Although estimates of the incidence of bipolar disorder in children are controversial, it is crucial to pay attention to a diagnosis in your child.

Reasons for Pursuing the Diagnosis of Bipolar Disorder

  • When untreated, bipolar disorder in a child profoundly affects a child’s development— behaviorally, academically and socially.
  • A child with bipolar disorder is at high risk for recurrent depression, academic failure, substance abuse in adolescence and the development of a character disorder.
  • Resulting developmental problems, many of which occur in later years, are much harder to treat than problems associated with mood.
  • The family of a child with untreated bipolar disorder is also at risk for a lasting serious misunderstanding between the parents and the affected child. Parental discord, resentment among siblings, physical or sexual abuse within the family and divorce may be affiliated to not pursuing a diagnosis of bipolar disorder in a child.
  • More than half of adults with bipolar disorder say their mood symptoms began before age 20.
  • For each year of illness, children with bipolar disorder have a 10 percent lower likelihood of recovery.

In other words, substantial harm can occur if the diagnosis of bipolar disorder is missed or avoided in a child. And that is more often the case than not, with an average of ten years passing before the proper diagnosis and treatment begin.

On the flip side, treatment of bipolar disorder in a child can result in dramatic improvements not commonly seen in the treatment of adults. Descriptions of the following two children— Garret and Daniel— illustrate why a diagnosis and treatment of bipolar disorder in kids is so crucial.

Garret had just turned 11 when I first saw him. At the time, he suffered from severe anxiety that sometimes resulted in psychosis, an intractable sleep disturbance, school refusal and almost complete social isolation. Garret’s treatment required complicated pharmacologic intervention that changed with the season and the ups and downs of his illness. Garret’s treatment also demanded consistent individual and occasional family psychotherapy as well as continuous communication with his school to obtain necessary accommodations in Garret’s schedule.
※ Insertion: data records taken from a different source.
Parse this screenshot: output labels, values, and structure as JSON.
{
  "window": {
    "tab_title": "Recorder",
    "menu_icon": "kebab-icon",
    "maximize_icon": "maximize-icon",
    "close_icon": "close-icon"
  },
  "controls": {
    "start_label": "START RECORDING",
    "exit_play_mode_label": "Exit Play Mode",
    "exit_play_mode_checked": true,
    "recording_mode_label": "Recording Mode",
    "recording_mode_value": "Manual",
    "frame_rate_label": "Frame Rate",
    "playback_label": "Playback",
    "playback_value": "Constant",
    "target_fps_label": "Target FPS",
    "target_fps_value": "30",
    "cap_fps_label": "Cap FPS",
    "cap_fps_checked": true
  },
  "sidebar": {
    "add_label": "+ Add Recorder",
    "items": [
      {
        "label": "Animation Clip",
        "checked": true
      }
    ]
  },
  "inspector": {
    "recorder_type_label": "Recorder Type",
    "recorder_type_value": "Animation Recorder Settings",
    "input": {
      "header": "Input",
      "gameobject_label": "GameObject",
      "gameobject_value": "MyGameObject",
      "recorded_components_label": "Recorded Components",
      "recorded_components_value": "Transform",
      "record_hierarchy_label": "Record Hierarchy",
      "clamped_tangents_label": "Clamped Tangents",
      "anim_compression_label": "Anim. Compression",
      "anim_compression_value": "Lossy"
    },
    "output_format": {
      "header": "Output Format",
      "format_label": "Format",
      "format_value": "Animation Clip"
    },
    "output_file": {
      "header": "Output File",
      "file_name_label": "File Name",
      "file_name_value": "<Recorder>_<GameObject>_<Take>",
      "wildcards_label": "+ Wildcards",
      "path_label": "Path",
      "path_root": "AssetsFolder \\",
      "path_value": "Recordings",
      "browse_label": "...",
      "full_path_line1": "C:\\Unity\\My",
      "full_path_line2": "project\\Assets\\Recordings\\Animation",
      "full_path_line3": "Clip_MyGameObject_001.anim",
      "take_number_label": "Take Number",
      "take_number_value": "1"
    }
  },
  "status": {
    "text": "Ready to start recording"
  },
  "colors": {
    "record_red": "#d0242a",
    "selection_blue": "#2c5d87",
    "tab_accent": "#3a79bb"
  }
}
Now, after seven years of treatment, Garret has become an Eagle Scout. In excellent academic standing, he is attending college and has many friends. Garret also vigorously participates in monitoring his symptoms, articulating his problems and suggesting adjustments in his medications. His mood is largely stable.

Daniel was 13 when I first saw him. He was suffering from a severe depression that included psychotic symptoms. During one of his episodes, Daniel decided to hang himself and wrote a farewell note to his parents. He survived, but required hospitalization at that time. Even before the depression, Daniel was socially isolated and had extremely poor social judgment, strange beliefs and abnormal facial expressions. He also had episodes during which he obsessively pursued peculiar projects. Daniel needed treatment with medicine and psychotherapy. His depression recurred each fall. He required close and subtle supervision of his medications, which changed seasonally and with alterations in his mood. Daniel also required consistent psychotherapy. However, Daniel’s mood swings became progressively less severe.

Now, almost six years later, Daniel is a tall and handsome young man attending college, where he is an active member of a theater company. Daniel is also an accomplished photographer specializing in video coverage of athletic events. He has become the principal source for monitoring changes in his mood and judgment, which at this time are subtle and infrequent.

The initial problems these two boys experienced were among the most severe I have ever encountered as a medical doctor. Their symptoms of bipolar disorder seriously affected their mood and all aspects of their lives. And yet, the boys’ improvement has been beyond what I have encountered in the treatment of anyone diagnosed as an adult.

The biggest problem in the diagnosis of children with bipolar disorder is the scarcity of child psychiatrists who can perform a good enough evaluation. But considering the stakes, a parent should search for a credible expert. Just remember that any diagnosis of bipolar disorder in a child is tentative and must be proved over time by the child’s developmental course and response to treatment.